On the evening of August 22, 1922 the Commander-in-chief of the Irish Free State Army is shot dead. When the Irish Civil War seemed to end, the Chairman of the Provisional Government of Ireland is killed. His death remains a mystery because the only witnesses were the members of the Free State Army and their story may not be objective. Even more, there are no records of the people involved and the witnesses were not interrogated by the authorities.
“My own fellow countrymen won’t kill me”
In December 1921, Collins had a major role in the negotiations of a treaty with Britain. The Kingdom, after 750 years of occupation, had agreed to withdraw from 26 counties of southern Ireland. However, in a few months a civil war started in Ireland. The Irish Free State Army supported the treaty while the Irish Republican Army (IRA) opposed the treaty because it didn’t include the northern counties.
So, in order to end the war, Collins went to Cork County which was up in the north. The interesting fact is that Collins was IRA’s director of intelligence, but he “changed sides”. The Pro-Treaty members notified Collins for the danger he will expose himself, but he replied: “my own fellow countrymen won’t kill me.”

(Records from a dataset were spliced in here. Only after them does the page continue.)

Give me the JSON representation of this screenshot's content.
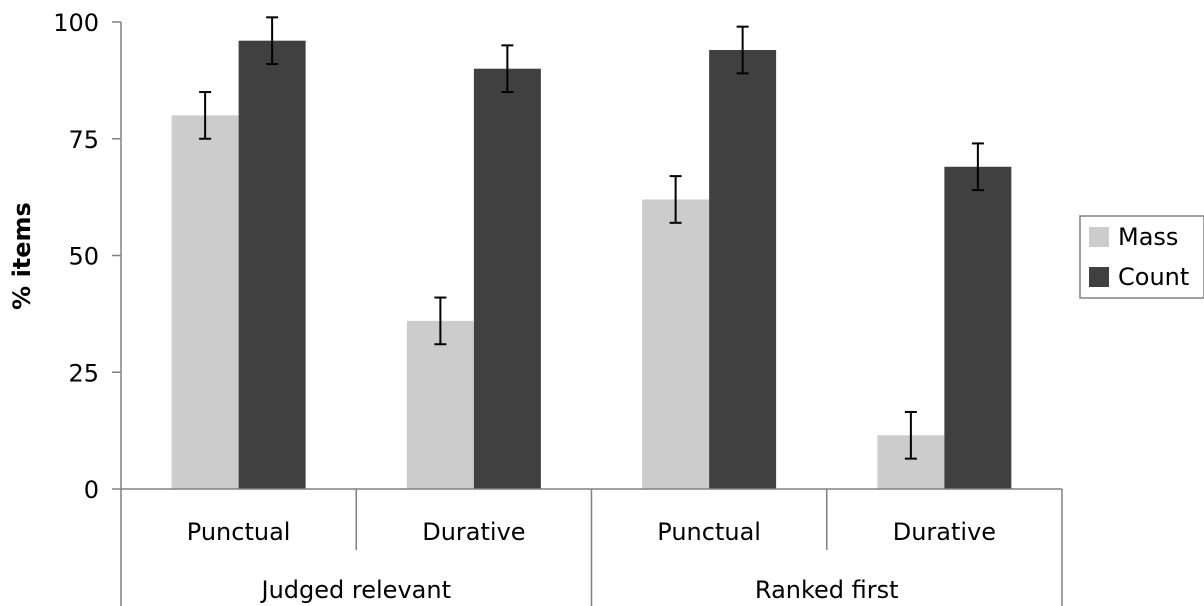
{
  "chart_data": {
    "type": "bar",
    "title": "",
    "xlabel": "",
    "ylabel": "% items",
    "ylim": [
      0,
      100
    ],
    "yticks": [
      0,
      25,
      50,
      75,
      100
    ],
    "grid": false,
    "legend_position": "right",
    "group_labels": [
      "Judged relevant",
      "Ranked first"
    ],
    "categories": [
      "Punctual",
      "Durative",
      "Punctual",
      "Durative"
    ],
    "series": [
      {
        "name": "Mass",
        "color": "#cccccc",
        "values": [
          80,
          36,
          62,
          11.5
        ],
        "error": [
          5,
          5,
          5,
          5
        ]
      },
      {
        "name": "Count",
        "color": "#404040",
        "values": [
          96,
          90,
          94,
          69
        ],
        "error": [
          5,
          5,
          5,
          5
        ]
      }
    ]
  }
}
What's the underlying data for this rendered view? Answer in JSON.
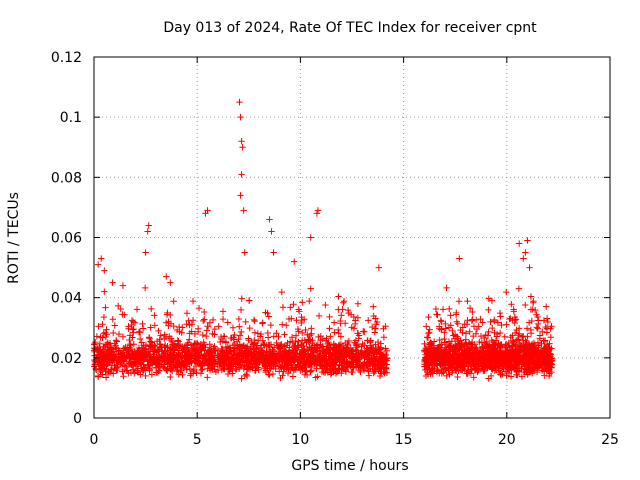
{
  "chart_data": {
    "type": "scatter",
    "title": "Day 013 of 2024, Rate Of TEC Index for receiver cpnt",
    "xlabel": "GPS time / hours",
    "ylabel": "ROTI / TECUs",
    "xlim": [
      0,
      25
    ],
    "ylim": [
      0,
      0.12
    ],
    "x_ticks": [
      "0",
      "5",
      "10",
      "15",
      "20",
      "25"
    ],
    "y_ticks": [
      "0",
      "0.02",
      "0.04",
      "0.06",
      "0.08",
      "0.1",
      "0.12"
    ],
    "grid": true,
    "marker": "+",
    "series": [
      {
        "name": "ROTI",
        "color": "#ff0000",
        "segments": [
          {
            "x_start": 0.0,
            "x_end": 14.2
          },
          {
            "x_start": 16.0,
            "x_end": 22.2
          }
        ],
        "typical_range": [
          0.005,
          0.035
        ],
        "x": [
          0.2,
          0.35,
          0.5,
          0.5,
          0.9,
          1.4,
          2.5,
          2.6,
          2.65,
          3.5,
          3.7,
          5.4,
          5.5,
          7.05,
          7.1,
          7.15,
          7.2,
          7.15,
          7.1,
          7.25,
          7.3,
          8.5,
          8.6,
          8.7,
          9.7,
          10.5,
          10.8,
          10.85,
          13.8,
          17.7,
          20.6,
          20.8,
          20.9,
          21.0,
          21.1
        ],
        "y": [
          0.051,
          0.053,
          0.049,
          0.042,
          0.045,
          0.044,
          0.055,
          0.062,
          0.064,
          0.047,
          0.045,
          0.068,
          0.069,
          0.105,
          0.1,
          0.092,
          0.09,
          0.081,
          0.074,
          0.069,
          0.055,
          0.066,
          0.062,
          0.055,
          0.052,
          0.06,
          0.068,
          0.069,
          0.05,
          0.053,
          0.058,
          0.053,
          0.055,
          0.059,
          0.05
        ]
      }
    ]
  }
}
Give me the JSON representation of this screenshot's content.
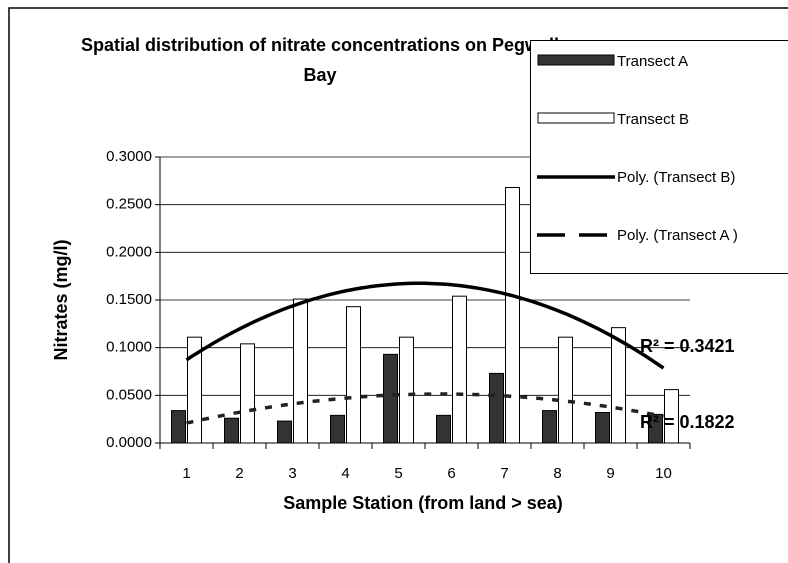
{
  "chart_data": {
    "type": "bar",
    "title": "Spatial distribution of nitrate concentrations on Pegwell Bay",
    "x_label": "Sample Station (from land > sea)",
    "y_label": "Nitrates (mg/l)",
    "categories": [
      "1",
      "2",
      "3",
      "4",
      "5",
      "6",
      "7",
      "8",
      "9",
      "10"
    ],
    "series": [
      {
        "name": "Transect A",
        "color": "#333333",
        "values": [
          0.034,
          0.026,
          0.023,
          0.029,
          0.093,
          0.029,
          0.073,
          0.034,
          0.032,
          0.03
        ]
      },
      {
        "name": "Transect B",
        "color": "#ffffff",
        "values": [
          0.111,
          0.104,
          0.151,
          0.143,
          0.111,
          0.154,
          0.268,
          0.111,
          0.121,
          0.056
        ]
      }
    ],
    "trendlines": [
      {
        "name": "Poly. (Transect B)",
        "series": 1,
        "order": 2,
        "style": "solid",
        "color": "#000000",
        "r2_label": "R² = 0.3421"
      },
      {
        "name": "Poly. (Transect A )",
        "series": 0,
        "order": 2,
        "style": "dashed",
        "color": "#000000",
        "r2_label": "R² = 0.1822"
      }
    ],
    "ylim": [
      0,
      0.3
    ],
    "yticks": [
      {
        "value": 0,
        "label": "0.0000"
      },
      {
        "value": 0.05,
        "label": "0.0500"
      },
      {
        "value": 0.1,
        "label": "0.1000"
      },
      {
        "value": 0.15,
        "label": "0.1500"
      },
      {
        "value": 0.2,
        "label": "0.2000"
      },
      {
        "value": 0.25,
        "label": "0.2500"
      },
      {
        "value": 0.3,
        "label": "0.3000"
      }
    ],
    "grid": true
  }
}
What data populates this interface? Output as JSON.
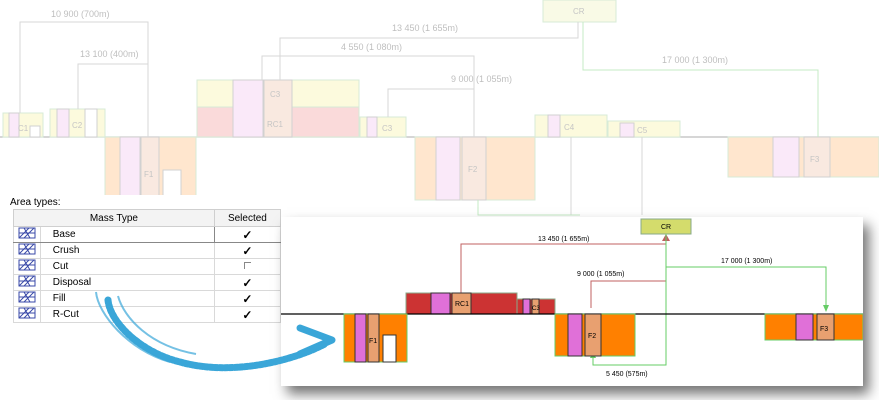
{
  "background_diagram": {
    "flows": [
      {
        "label": "10 900 (700m)"
      },
      {
        "label": "13 100 (400m)"
      },
      {
        "label": "13 450 (1 655m)"
      },
      {
        "label": "4 550 (1 080m)"
      },
      {
        "label": "9 000 (1 055m)"
      },
      {
        "label": "17 000 (1 300m)"
      }
    ],
    "nodes": {
      "cr": "CR",
      "c1": "C1",
      "c2": "C2",
      "c3": "C3",
      "rc1": "RC1",
      "c3b": "C3",
      "c4": "C4",
      "c5": "C5",
      "f1": "F1",
      "f2": "F2",
      "f3": "F3"
    }
  },
  "area_types": {
    "title": "Area types:",
    "columns": {
      "mass_type": "Mass Type",
      "selected": "Selected"
    },
    "rows": [
      {
        "name": "Base",
        "selected": true
      },
      {
        "name": "Crush",
        "selected": true
      },
      {
        "name": "Cut",
        "selected": false
      },
      {
        "name": "Disposal",
        "selected": true
      },
      {
        "name": "Fill",
        "selected": true
      },
      {
        "name": "R-Cut",
        "selected": true
      }
    ],
    "check_glyph": "✓"
  },
  "foreground_diagram": {
    "flows": [
      {
        "label": "13 450 (1 655m)"
      },
      {
        "label": "9 000 (1 055m)"
      },
      {
        "label": "17 000 (1 300m)"
      },
      {
        "label": "5 450 (575m)"
      }
    ],
    "nodes": {
      "cr": "CR",
      "rc1": "RC1",
      "c3": "C3",
      "f1": "F1",
      "f2": "F2",
      "f3": "F3"
    }
  },
  "colors": {
    "fill_orange": "#ff8000",
    "magenta": "#e070d8",
    "tan": "#e8a070",
    "cut_red": "#cc3333",
    "cr_yellow": "#d4dc6c",
    "flow_red": "#c06060",
    "flow_green": "#66cc66",
    "flow_gray": "#999999",
    "arrow_blue": "#3aa6d8"
  }
}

Unfortunately, he was wrong. The poorly armed convoy headed toward Cork was ambushed by the IRA and Collins was killed in the ambush. That tragic moment is still being felt by the Irish.
Despite the fact that he was seen as a hero from a point of view and a terrorist from the other point of view, Collins’ death is perceived as a tragic moment. He was a military genius and an important political figure for the Irish independence. Basically, he led groups of guerrillas to fight against one of the mightiest powers of the world at that time.
The tactics that he used made him “the father of the urban guerrilla warfare”.